Throughout my life, it feels I have always been called on to pray. It started when I was seen as a leader among my peers and later a student of theology training for full-time ministry. People just kind of expected me to be able to pray it outloud, right on the spot.
The only problem: I’ve never been all that good at it.
That’s why I’ve long turned to prayer books and other forms of structured prayer in my devotional life and my work as minister, teacher and spiritual guide.
An individual’s preference for either spontaneous or formal prayers is often deeply intertwined with the worship tradition in which they were raised. Most American evangelical churches, for example, emphasize and appreciate spontaneity. More traditional, or liturgical, communities might value structured supplications — whether they be handed down across the centuries or composed by a committee for the purposes of worship.
I’m not here to suggest one way or the other (and the Bible seems to affirm both, with admonitions for order in 1 Corinthians 14 and moments of spontaneous solicitation in Acts 4:23-31).
But if you’re anything like me, prayer aids, pre-written prayers, and prayer books can be life savers when you’re called on in a group setting. They can also be helpful guides for developing a personal discipline of regular prayer.

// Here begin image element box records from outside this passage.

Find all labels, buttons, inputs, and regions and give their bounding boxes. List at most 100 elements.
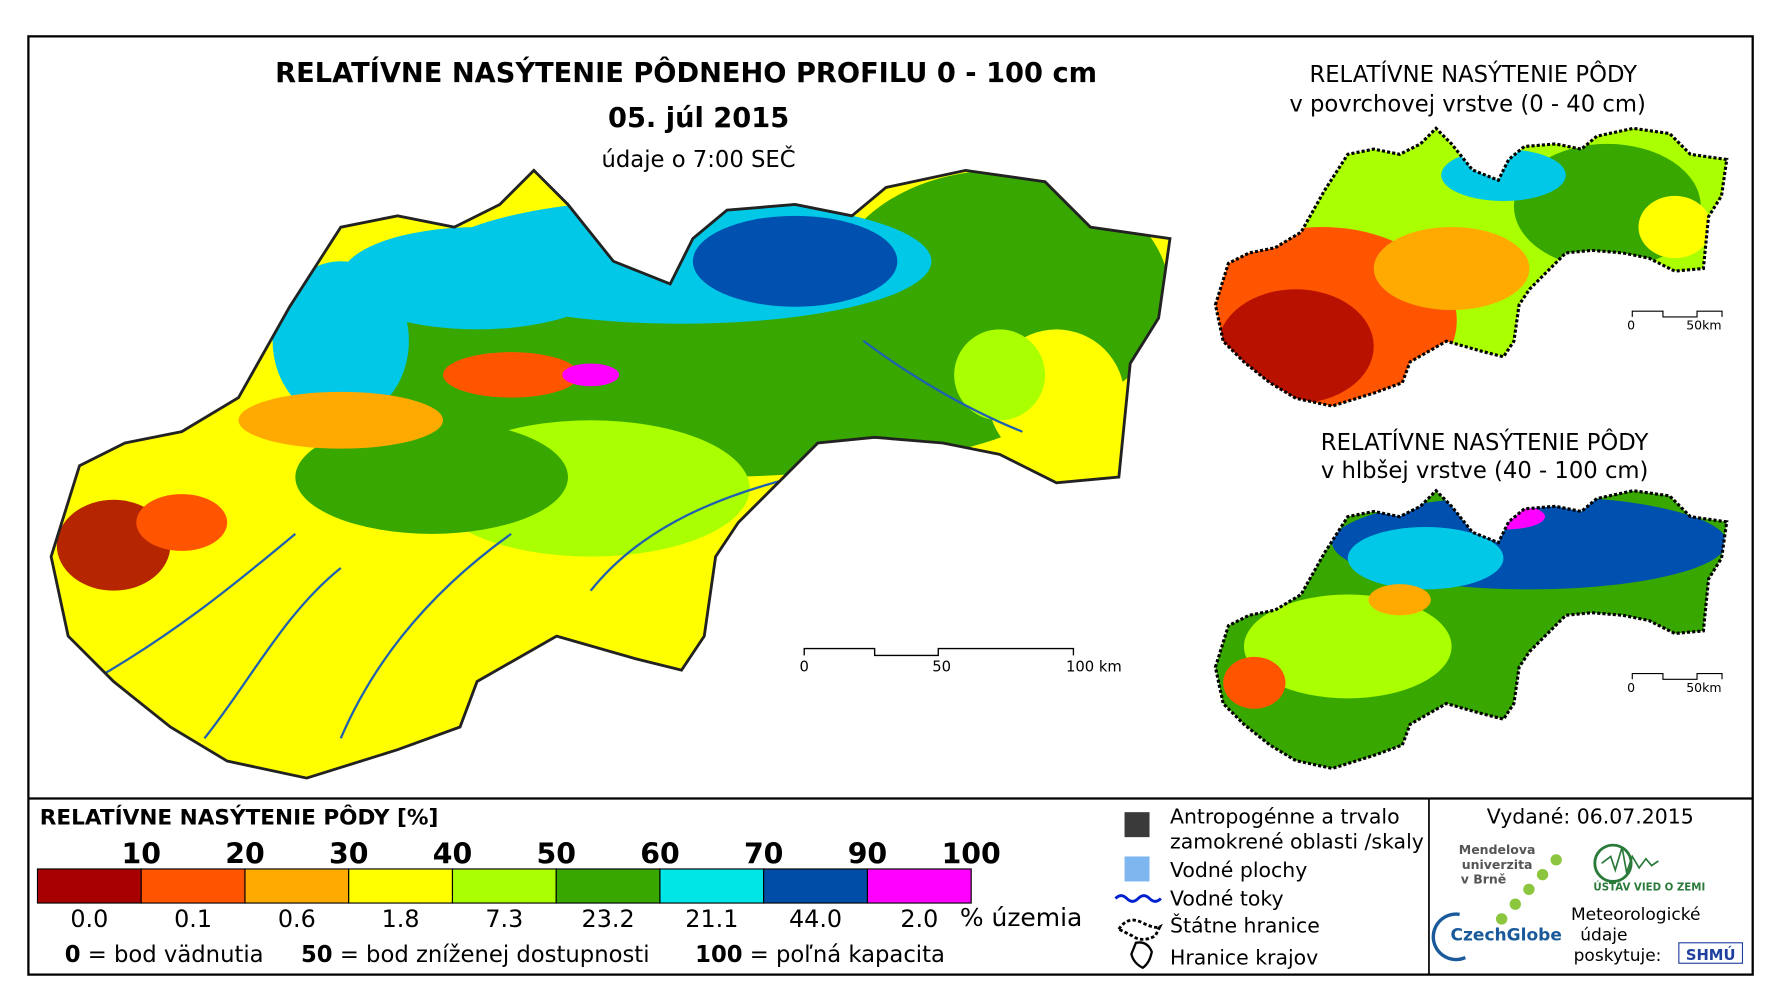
legend-break: 20 (225, 837, 265, 870)
note-text: = bod vädnutia (88, 942, 264, 968)
logo-text: Meteorologické (1571, 905, 1700, 925)
legend-break: 10 (121, 837, 161, 870)
symbol-label: Vodné toky (1170, 886, 1284, 910)
legend: 0.0 0.1 0.6 1.8 7.3 23.2 21.1 44.0 2.0 10 20 30 40 50… (36, 837, 1001, 933)
note-number: 50 (301, 942, 333, 968)
main-scale-bar: 0 50 100 km (800, 647, 1122, 675)
legend-share: 23.2 (582, 905, 635, 933)
logo-text: Mendelova (1459, 842, 1536, 857)
logo-text: ÚSTAV VIED O ZEMI (1593, 881, 1705, 894)
note-number: 0 (65, 942, 81, 968)
legend-share: 0.6 (278, 905, 316, 933)
map-circle (1523, 883, 1535, 896)
map-ellipse (340, 227, 614, 330)
map-circle (1593, 843, 1633, 883)
map-ellipse (443, 352, 580, 398)
map-ellipse (1638, 195, 1712, 259)
map-rect (1124, 856, 1150, 882)
inset-title: RELATÍVNE NASÝTENIE PÔDY (1321, 428, 1649, 456)
legend-share: 21.1 (685, 905, 738, 933)
legend-break: 70 (744, 837, 784, 870)
legend-swatch (555, 868, 661, 904)
inset-subtitle: v povrchovej vrstve (0 - 40 cm) (1289, 91, 1646, 117)
inset-subtitle: v hlbšej vrstve (40 - 100 cm) (1321, 458, 1649, 484)
map-circle (1536, 868, 1549, 881)
map-ellipse (295, 420, 568, 534)
symbol-label: Štátne hranice (1170, 913, 1320, 938)
logos: Mendelova univerzita v Brně CzechGlobe Ú… (1431, 842, 1744, 966)
map-ellipse (136, 494, 228, 551)
note-text: = poľná kapacita (750, 942, 945, 968)
map-path (1116, 918, 1163, 941)
legend-swatch (451, 868, 557, 904)
symbol-legend: Antropogénne a trvalo zamokrené oblasti … (1114, 805, 1424, 970)
map-ellipse (1347, 527, 1504, 590)
inset-scale-bar: 0 50km (1627, 673, 1723, 695)
legend-break: 40 (433, 837, 473, 870)
scale-label: 50km (1686, 317, 1721, 332)
scale-label: 0 (800, 658, 809, 675)
legend-note: 0 = bod vädnutia (65, 942, 264, 968)
legend-swatch (36, 868, 142, 904)
inset-scale-bar: 0 50km (1627, 310, 1723, 332)
legend-share: 0.1 (174, 905, 212, 933)
map-date: 05. júl 2015 (608, 103, 789, 134)
map-path (1601, 847, 1659, 876)
logo-text: poskytuje: (1574, 946, 1662, 966)
legend-share: 0.0 (70, 905, 108, 933)
map-ellipse (692, 215, 898, 307)
legend-swatch (140, 868, 246, 904)
scale-label: 0 (1627, 317, 1635, 332)
legend-break: 90 (848, 837, 888, 870)
note-number: 100 (695, 942, 742, 968)
legend-break: 100 (942, 837, 1001, 870)
legend-share: 2.0 (900, 905, 938, 933)
logo-text: univerzita (1462, 857, 1533, 872)
symbol-label: zamokrené oblasti /skaly (1170, 830, 1424, 854)
map-ellipse (272, 261, 409, 421)
scale-label: 50 (932, 658, 951, 675)
map-circle (1550, 854, 1562, 866)
map-path (803, 647, 1075, 657)
legend-swatch (866, 868, 972, 904)
map-path (1431, 912, 1467, 962)
symbol-label: Antropogénne a trvalo (1170, 805, 1400, 829)
legend-swatch (348, 868, 454, 904)
map-circle (1509, 898, 1521, 910)
map-rect (1678, 942, 1744, 964)
issued-date: Vydané: 06.07.2015 (1487, 805, 1694, 829)
map-ellipse (562, 363, 620, 387)
legend-unit: % územia (960, 903, 1083, 932)
map-path (90, 339, 1023, 740)
logo-text: údaje (1580, 926, 1627, 946)
map-rect (1124, 812, 1150, 838)
logo-text: CzechGlobe (1451, 926, 1562, 946)
map-ellipse (1243, 594, 1452, 699)
map-ellipse (1223, 656, 1286, 709)
legend-title: RELATÍVNE NASÝTENIE PÔDY [%] (40, 805, 439, 831)
logo-text: SHMÚ (1686, 946, 1736, 964)
symbol-label: Vodné plochy (1170, 858, 1307, 882)
legend-share: 44.0 (789, 905, 842, 933)
legend-note: 100 = poľná kapacita (695, 942, 945, 968)
scale-label: 100 km (1066, 658, 1122, 675)
map-ellipse (1373, 226, 1530, 311)
map-path (1130, 941, 1153, 970)
scale-label: 50km (1686, 680, 1721, 695)
symbol-label: Hranice krajov (1170, 945, 1318, 969)
legend-swatch (244, 868, 350, 904)
inset-title: RELATÍVNE NASÝTENIE PÔDY (1309, 60, 1637, 88)
legend-swatch (659, 868, 765, 904)
note-text: = bod zníženej dostupnosti (340, 942, 650, 968)
map-path (1631, 673, 1723, 680)
map-path (1114, 894, 1162, 903)
legend-break: 50 (536, 837, 576, 870)
map-ellipse (954, 329, 1046, 421)
map-ellipse (238, 391, 443, 449)
legend-share: 1.8 (382, 905, 420, 933)
map-ellipse (1368, 584, 1431, 616)
map-time: údaje o 7:00 SEČ (602, 145, 796, 173)
logo-text: v Brně (1461, 872, 1507, 887)
legend-share: 7.3 (485, 905, 523, 933)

That’s because structured and written prayers are not meant to stifle more natural prayers, but augment and aid them. In the preface to that prayer book I turned to at my mom’s bedside, the authors wrote:
…this collection of prayers is not published with the design of curtailing [prayer…but] to stimulate and aid such praying and to assist the believer in making [their] whole life one of communion with our Father in heaven.

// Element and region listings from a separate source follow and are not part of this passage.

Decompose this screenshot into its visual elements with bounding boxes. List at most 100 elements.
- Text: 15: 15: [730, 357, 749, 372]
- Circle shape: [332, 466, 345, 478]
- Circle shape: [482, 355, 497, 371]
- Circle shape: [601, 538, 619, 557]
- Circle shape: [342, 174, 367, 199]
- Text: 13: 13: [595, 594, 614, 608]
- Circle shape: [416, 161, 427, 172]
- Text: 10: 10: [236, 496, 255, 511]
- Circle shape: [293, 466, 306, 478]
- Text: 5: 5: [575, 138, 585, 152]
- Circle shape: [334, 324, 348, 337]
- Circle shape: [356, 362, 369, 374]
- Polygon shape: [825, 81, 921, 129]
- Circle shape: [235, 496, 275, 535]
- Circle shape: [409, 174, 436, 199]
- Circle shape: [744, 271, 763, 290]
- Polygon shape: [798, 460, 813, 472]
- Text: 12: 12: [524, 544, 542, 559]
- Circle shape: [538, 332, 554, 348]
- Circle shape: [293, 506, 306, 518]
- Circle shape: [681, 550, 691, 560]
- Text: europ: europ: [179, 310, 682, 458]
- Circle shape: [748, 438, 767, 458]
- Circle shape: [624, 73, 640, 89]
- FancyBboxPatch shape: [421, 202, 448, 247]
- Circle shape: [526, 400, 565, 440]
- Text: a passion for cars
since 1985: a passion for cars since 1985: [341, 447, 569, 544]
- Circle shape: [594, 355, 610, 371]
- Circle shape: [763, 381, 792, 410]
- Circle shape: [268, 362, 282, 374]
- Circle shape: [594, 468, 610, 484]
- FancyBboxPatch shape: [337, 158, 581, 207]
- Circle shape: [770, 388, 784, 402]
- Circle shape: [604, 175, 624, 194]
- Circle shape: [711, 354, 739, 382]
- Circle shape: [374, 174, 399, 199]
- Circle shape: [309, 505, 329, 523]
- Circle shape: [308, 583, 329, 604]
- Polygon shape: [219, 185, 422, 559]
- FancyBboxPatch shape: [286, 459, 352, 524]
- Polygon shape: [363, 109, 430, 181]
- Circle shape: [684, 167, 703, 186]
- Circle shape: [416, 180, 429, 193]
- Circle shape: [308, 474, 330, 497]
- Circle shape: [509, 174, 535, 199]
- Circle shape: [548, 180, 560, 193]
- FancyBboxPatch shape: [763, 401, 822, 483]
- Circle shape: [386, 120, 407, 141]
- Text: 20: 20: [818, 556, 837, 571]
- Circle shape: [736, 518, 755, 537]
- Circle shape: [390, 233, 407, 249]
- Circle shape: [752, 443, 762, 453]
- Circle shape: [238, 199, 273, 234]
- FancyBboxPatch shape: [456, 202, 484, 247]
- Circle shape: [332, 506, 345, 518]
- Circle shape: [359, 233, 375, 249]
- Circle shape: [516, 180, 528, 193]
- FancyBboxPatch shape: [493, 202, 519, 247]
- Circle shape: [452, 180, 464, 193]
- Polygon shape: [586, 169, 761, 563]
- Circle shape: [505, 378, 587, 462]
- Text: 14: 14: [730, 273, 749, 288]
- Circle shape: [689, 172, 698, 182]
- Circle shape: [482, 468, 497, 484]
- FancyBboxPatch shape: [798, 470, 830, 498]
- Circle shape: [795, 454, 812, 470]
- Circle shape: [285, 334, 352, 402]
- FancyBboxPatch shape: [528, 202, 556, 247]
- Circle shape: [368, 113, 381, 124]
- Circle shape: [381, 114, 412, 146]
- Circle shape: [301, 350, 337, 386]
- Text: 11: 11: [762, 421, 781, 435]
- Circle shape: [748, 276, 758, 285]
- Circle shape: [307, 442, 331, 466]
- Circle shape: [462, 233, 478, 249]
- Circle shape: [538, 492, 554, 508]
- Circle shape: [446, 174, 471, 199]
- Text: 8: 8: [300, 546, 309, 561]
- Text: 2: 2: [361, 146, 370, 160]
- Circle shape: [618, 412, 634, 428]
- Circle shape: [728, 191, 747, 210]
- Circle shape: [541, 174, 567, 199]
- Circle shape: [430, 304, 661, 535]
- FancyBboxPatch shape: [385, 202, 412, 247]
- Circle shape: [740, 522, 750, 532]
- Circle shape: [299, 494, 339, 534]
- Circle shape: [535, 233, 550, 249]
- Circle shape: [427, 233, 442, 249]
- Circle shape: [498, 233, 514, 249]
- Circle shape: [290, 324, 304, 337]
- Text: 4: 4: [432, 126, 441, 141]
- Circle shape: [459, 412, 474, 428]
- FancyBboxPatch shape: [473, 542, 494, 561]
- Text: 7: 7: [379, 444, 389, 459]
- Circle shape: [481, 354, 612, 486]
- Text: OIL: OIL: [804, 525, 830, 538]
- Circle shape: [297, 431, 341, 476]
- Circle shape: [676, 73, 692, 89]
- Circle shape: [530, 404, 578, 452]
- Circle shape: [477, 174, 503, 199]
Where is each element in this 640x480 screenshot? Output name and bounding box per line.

If you are trying to develop a more regular habit of devotional prayer, or you find yourself in a difficult or dreadful situation where you cannot summon the supplications the moment requires, written, memorized or structured prayers can prove particularly beneficial.
Prayers to turn to
In the end, prayer is grace. We will never be pure enough, good enough, or know enough to pray perfectly. But God hears us anyway.
To help us get a start on bringing ourselves to God just as we are, there are plenty of great prayer books out there to help pick up a discipline of prayer or to assist in tricky situations or times of trial and trouble.
If you’d rather keep it simple, the Lord’s Prayer offers a potent baseline for structured prayer. The rebel-monk-turned-church-reformer Martin Luther said it was unequaled — the sublimest and noblest prayer ever uttered. The philosopher Simone Weil not only said that “we cannot conceive of any prayer not already contained in it,” but that its very repetition produces change — perhaps infinitesimal, but always real — in the soul.
When you’re tired in the morning and staring into your cup of coffee, when bobbing back and forth between those riding with you on the subway on your morning commute or about to crawl into bed after a long day at work, a written prayer gives you something specific to say, making you more likely to follow through and pray more often than you might otherwise.
Or, when the car has broken down in the middle of the desert on your cross-country road trip, the promotion went to that person in your office or when you’re at your mother’s bedside in the hospital, they provide words when you have nothing else to say (or would rather not speak at all).
Whatever your situation or practice of choice, structured and pre-written prayers can prove prompts to powerful prayer.